For their part, the Competition and Markets Authority, the U.K. body set to lead enforcement of the new powers afforded to the Digital Markets Unit, fears delays could expose the U.K.’s lack of progress in regulating digital markets when compared to its neighbors across the English channel, according to one official close to the matter.

“We are seeing progress in Europe in terms of adopting new rules for abusive practices in digital markets,” a U.K. official involved in the matter said. “People are starting to look at the U.K. and question why talk of the delays has emerged.”

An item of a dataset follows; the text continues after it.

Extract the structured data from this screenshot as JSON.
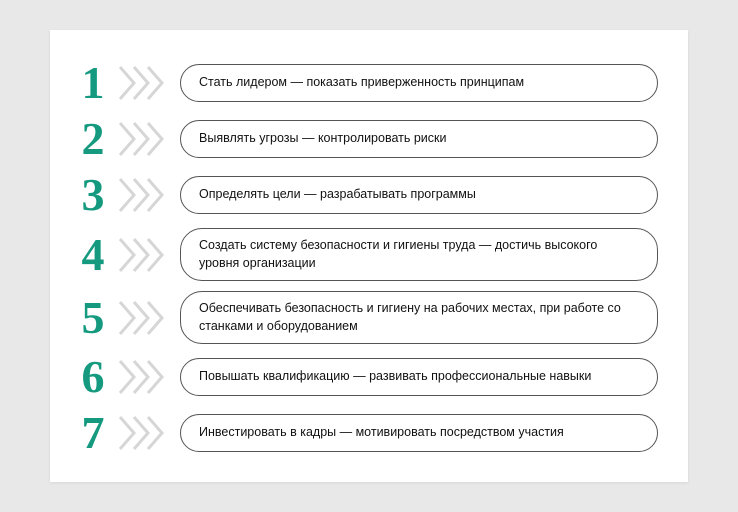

“This wasn’t the vision for a post-Brexit Britain.”

Data race

One area where the digital department has scored a win is on its data plan — a data bill is expected to be given priority for parliamentary time in the Queen’s Speech next month. 

But even here, there are fears Britain could fail to seize its post-Brexit advantage.

During much of 2020 and 2021, reforming the U.K.’s data protection regime was a pet project for Oliver Dowden, the U.K.’s former digital secretary, who spoke of unleashing innovation and killing annoying cookie pop-ups. 

His successor, Nadine Dorries, has taken much less interest in the file, delegating much of the work to her junior minister, Julia Lopez. Without a vocal backer in Johnson’s cabinet, Britain’s data reform risks falling down the pecking order of the U.K. government’s priorities.

An announcement last month that the EU had struck a data pact with the U.S. also caught the U.K. flat-footed. 

London had eyed a data deal with Washington as a priority — and a way to burnish its post-Brexit tech credentials to the world — but now finds itself playing catch up to Brussels. 

With the sixth anniversary of Britain’s vote to leave the European Union approaching, the prime minister still has his work cut out to convince those following his post-Brexit tech policy that a digital dividend will be delivered anytime soon.